“We can love completely without complete understanding.”
American Literature has a certain quality no other writing in the English Language achieves. It has a certain reflectiveness which is often compeltely without self-conciousness, a certain simplicity of purpose towards the understanding of the human spirit: an uncluttered-ness. The Literature of the Isle is more nuanced, more conscious of the listener and his reactions. I don’t know enought to explain the difference but there is one and I am drawn more and more to the former. I identify more with the work of Frost, Salter, Asimov, Hemingway & Springsteen, than I do with anyone else. And I haven’t even read Steinbeck.
I saw an adaptation of Norman Maclean’s “A River Runs Through It”, the 1992 Robert Redford directed movie of the same name. As one journalist describes it best, it is a work which leaves you in rapture, moved to the depths of your being, your heart heaving with the combined effects of the beauty of rural Montana and the memories of an old man. And I am sure the book is better.

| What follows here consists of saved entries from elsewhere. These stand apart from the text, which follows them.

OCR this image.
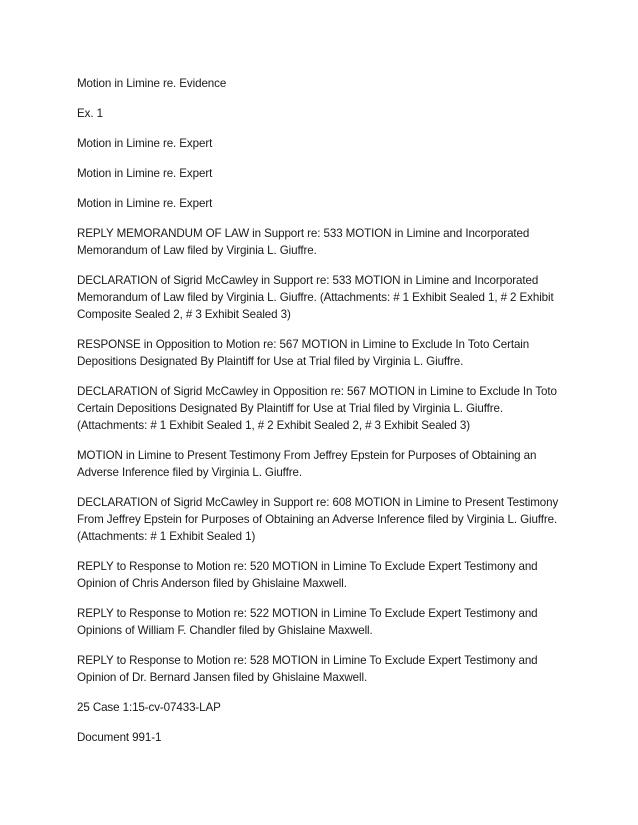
Motion in Limine re. Evidence
Ex. 1
Motion in Limine re. Expert
Motion in Limine re. Expert
Motion in Limine re. Expert
REPLY MEMORANDUM OF LAW in Support re: 533 MOTION in Limine and Incorporated Memorandum of Law filed by Virginia L. Giuffre.
DECLARATION of Sigrid McCawley in Support re: 533 MOTION in Limine and Incorporated Memorandum of Law filed by Virginia L. Giuffre. (Attachments: # 1 Exhibit Sealed 1, # 2 Exhibit Composite Sealed 2, # 3 Exhibit Sealed 3)
RESPONSE in Opposition to Motion re: 567 MOTION in Limine to Exclude In Toto Certain Depositions Designated By Plaintiff for Use at Trial filed by Virginia L. Giuffre.
DECLARATION of Sigrid McCawley in Opposition re: 567 MOTION in Limine to Exclude In Toto Certain Depositions Designated By Plaintiff for Use at Trial filed by Virginia L. Giuffre. (Attachments: # 1 Exhibit Sealed 1, # 2 Exhibit Sealed 2, # 3 Exhibit Sealed 3)
MOTION in Limine to Present Testimony From Jeffrey Epstein for Purposes of Obtaining an Adverse Inference filed by Virginia L. Giuffre.
DECLARATION of Sigrid McCawley in Support re: 608 MOTION in Limine to Present Testimony From Jeffrey Epstein for Purposes of Obtaining an Adverse Inference filed by Virginia L. Giuffre. (Attachments: # 1 Exhibit Sealed 1)
REPLY to Response to Motion re: 520 MOTION in Limine To Exclude Expert Testimony and Opinion of Chris Anderson filed by Ghislaine Maxwell.
REPLY to Response to Motion re: 522 MOTION in Limine To Exclude Expert Testimony and Opinions of William F. Chandler filed by Ghislaine Maxwell.
REPLY to Response to Motion re: 528 MOTION in Limine To Exclude Expert Testimony and Opinion of Dr. Bernard Jansen filed by Ghislaine Maxwell.
25 Case 1:15-cv-07433-LAP
Document 991-1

Of course, a narrative about memories does more to me than any other narrative. Of words, and whispers and bubbling of a river. Or the embers of a cigarette, dancing in the half-light. Or feelings and gestures, nursed and imagined. Tender & painful. Oh, I live for memories. They are my drug, my opium, my lifeblood. But for them to have any effect, I need to live the moments I play back with singular intensity. And movies and books like this do so much to bring those moments alive.